This is a purely hypothetical situation...
Hypothetically speaking, if you were taking off from say.... Fairbanks in... let's say a Beech 1900C.
So you take off and are on climb out on the McKinley 5 departure from 19R up to 10,000 ft.. That departure is heading 190 to 2000 ft then a climbing right turn to 220 to intercept the 190 radial off of the FAI VOR. There is another 1900 on the visual for 1L (the same runway, opposite direction). This... completely hypothetical... situation happens quite often in Fairbanks as tower tries to let you land whatever way you're coming in from. So this 1900 is already on a direct final as you lift off and probobly out of 4,000 ft, likely on the ILS glideslope.
So in this situation you are on tower, get switched to approach and on intiial contact passing 1,000 ft you get "xxx, traffic 12 o'clock 6 miles, opposite direction out of 3,000 ft, Beech 1900. Continue the Mick 5" And then tells the other traffic "xxx, traffic, 12 o'clock, 5 miles, opposite direction out of 1,000 ft, Beech 1900. Will be turning to 220 shortly. Continue on the visual, tower has you both in sight and is maintaining visual seperation."

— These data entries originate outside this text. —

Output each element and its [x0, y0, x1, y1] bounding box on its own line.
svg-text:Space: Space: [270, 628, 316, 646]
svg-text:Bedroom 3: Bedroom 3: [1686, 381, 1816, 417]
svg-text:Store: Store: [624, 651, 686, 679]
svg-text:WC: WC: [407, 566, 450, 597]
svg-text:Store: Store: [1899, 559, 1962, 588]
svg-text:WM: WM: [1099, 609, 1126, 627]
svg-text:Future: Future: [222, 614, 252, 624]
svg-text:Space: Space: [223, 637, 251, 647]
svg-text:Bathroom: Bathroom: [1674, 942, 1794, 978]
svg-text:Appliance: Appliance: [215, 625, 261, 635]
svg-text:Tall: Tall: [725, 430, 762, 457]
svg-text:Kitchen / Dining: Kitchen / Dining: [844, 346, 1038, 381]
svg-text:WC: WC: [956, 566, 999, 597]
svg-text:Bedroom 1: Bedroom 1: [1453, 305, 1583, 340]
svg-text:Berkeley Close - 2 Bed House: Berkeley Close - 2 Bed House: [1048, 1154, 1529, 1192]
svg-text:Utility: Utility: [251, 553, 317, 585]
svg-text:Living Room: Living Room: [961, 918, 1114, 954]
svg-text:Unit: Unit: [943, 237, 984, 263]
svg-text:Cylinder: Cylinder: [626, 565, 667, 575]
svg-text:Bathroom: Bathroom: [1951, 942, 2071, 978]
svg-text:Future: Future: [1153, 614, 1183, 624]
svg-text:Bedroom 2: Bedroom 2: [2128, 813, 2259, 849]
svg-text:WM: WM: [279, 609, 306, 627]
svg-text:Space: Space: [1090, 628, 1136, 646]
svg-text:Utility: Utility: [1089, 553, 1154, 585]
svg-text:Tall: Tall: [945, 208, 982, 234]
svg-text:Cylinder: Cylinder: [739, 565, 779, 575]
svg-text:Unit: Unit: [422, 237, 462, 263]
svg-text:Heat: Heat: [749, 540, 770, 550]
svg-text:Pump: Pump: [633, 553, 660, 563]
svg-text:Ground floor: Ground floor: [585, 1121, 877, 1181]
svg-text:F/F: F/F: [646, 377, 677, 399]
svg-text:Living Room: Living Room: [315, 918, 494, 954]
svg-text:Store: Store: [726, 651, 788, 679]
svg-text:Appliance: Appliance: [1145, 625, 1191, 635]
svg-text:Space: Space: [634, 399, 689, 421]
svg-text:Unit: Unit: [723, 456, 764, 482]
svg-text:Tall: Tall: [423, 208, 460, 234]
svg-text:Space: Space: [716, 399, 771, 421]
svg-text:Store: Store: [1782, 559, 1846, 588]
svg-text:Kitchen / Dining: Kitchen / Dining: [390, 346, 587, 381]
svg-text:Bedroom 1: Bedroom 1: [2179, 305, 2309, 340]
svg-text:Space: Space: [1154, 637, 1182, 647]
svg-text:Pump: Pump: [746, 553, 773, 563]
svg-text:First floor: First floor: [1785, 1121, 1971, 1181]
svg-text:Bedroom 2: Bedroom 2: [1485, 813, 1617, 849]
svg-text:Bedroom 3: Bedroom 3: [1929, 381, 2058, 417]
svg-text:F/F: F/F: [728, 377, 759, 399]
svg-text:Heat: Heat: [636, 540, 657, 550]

This is a completely new on one me. The hypthetical aircraft... is not even talking to tower anymore (yes I realize approach is probobly standing right next to him) and he's maintaining a visual seperation between traffic that neither aircraft has called in sight yet? This is with both aircraft operating under IFR with the departing aircraft on an IFR departure procedure.
And this, hypothetically speaking, has the aircraft pass within 1.5 miles (could have been 1 or a little less) of eachother at the same altitude, with neither aircraft ever calling the other in sight.
I just didn't know tower could maintian visual seperation like that.....

Or would this... purely hypothetical.... situation be an "Alaska thing?"